LPS: Foreclosure Starts Plummet in October

Foreclosure starts fell even further in October after a steep drop in September, according to data from Lender Processing Services (LPS).

In October, foreclosure starts numbered about 124,000, which represents a 22 percent decline from September to October and a 48 percent decrease from October 2011, the analytics company reported. In September, foreclosure starts were down monthly and yearly by 21 percent and 28 percent, respectively.

LPS explained the plunge in foreclosure starts was likely driven by new borrower notification requirements from the national mortgage settlement.

LPS observed a drop-off in foreclosure starts in September that accelerated in October,” said Herb Blecher, LPSApplied Analytics SVP. “This decline coincided with the implementation of new procedural changes outlined in the National Mortgage Settlement, which requires, among other things, that mortgage servicers provide written notice to borrowers 14 days prior to referring a delinquent loan to a foreclosure attorney.”

However, LPS believes the influence of the national mortgage settlement will not have a lasting effect.

“This has resulted in what is likely a temporary slowdown in foreclosure starts that we do not believe is indicative of a longer-term trend. However, we will continue to monitor this activity closely in the coming months,” Blecher added.

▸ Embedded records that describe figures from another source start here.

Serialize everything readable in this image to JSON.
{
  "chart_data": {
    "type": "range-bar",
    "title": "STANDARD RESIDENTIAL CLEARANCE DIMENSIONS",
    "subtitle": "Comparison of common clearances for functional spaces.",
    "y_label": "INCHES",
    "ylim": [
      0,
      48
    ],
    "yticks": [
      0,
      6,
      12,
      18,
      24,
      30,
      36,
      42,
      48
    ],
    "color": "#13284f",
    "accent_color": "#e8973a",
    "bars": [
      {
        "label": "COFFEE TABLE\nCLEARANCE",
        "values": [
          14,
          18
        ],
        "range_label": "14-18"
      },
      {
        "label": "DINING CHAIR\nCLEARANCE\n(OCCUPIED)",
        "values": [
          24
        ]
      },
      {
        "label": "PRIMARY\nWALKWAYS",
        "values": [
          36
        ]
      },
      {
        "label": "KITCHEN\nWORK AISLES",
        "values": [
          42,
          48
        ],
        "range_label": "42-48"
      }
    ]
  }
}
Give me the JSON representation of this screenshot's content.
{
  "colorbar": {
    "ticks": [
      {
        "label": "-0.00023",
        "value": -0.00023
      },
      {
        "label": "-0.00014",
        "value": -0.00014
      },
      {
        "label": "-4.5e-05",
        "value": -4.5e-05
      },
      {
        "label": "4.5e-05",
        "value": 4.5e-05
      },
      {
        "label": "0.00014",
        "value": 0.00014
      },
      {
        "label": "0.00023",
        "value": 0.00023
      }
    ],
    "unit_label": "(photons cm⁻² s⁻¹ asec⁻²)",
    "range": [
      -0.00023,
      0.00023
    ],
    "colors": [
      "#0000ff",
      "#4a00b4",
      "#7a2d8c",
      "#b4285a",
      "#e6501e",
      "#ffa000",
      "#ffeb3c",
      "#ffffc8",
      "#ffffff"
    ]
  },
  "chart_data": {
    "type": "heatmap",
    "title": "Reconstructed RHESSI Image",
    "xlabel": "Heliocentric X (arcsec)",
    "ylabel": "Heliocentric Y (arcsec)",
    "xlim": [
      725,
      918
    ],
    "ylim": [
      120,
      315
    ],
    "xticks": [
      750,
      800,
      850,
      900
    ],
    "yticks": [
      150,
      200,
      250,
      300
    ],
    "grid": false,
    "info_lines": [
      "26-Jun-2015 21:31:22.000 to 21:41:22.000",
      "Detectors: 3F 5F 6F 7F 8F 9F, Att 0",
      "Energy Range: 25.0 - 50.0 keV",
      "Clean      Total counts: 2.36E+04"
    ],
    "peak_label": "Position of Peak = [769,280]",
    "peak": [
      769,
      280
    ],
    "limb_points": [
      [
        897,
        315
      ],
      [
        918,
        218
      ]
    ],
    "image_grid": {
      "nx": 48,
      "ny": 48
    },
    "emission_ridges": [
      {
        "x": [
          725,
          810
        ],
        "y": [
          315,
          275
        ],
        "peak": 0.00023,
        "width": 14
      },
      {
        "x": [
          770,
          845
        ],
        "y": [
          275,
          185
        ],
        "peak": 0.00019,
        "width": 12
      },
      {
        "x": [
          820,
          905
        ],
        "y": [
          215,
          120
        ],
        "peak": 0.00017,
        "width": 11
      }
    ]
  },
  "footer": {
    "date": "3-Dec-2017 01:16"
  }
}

LPS also stated the drop in foreclosure starts helped to bring down the foreclosure inventory rate, which fell nearly 7 percent month-over-month and 16 percent year-over-year.

Foreclosure inventory in judicial states continued to remain over three times higher than non-judicial states. In judicial states, the foreclosure inventory rate was 5.92 percent compared to 1.96 percent for non-judicial states.

As foreclosure starts dropped off, foreclosure sales increased 14 percent month-over-month and totaled 68,000, according to LPS.

The delinquency rate in October was 7.03 percent, down by 4.9 percent month-over-month after spiking by 7.7 percent in September.

The seriously delinquent rate, which includes 90-plus delinquencies and foreclosures, stood at 7 percent, down by 3 percent from September and 11 percent from October 2011.

LPS found nearly one third of all transactions were distressed over a recent one-year period. Since September 2012, sales have totaled 4.1 million, with 1.3 million of those sales counted as distressed.

In November 2005, when sales peaked at 8.2 million over a 12-month period, only 260,000 of those transactions were distressed sales.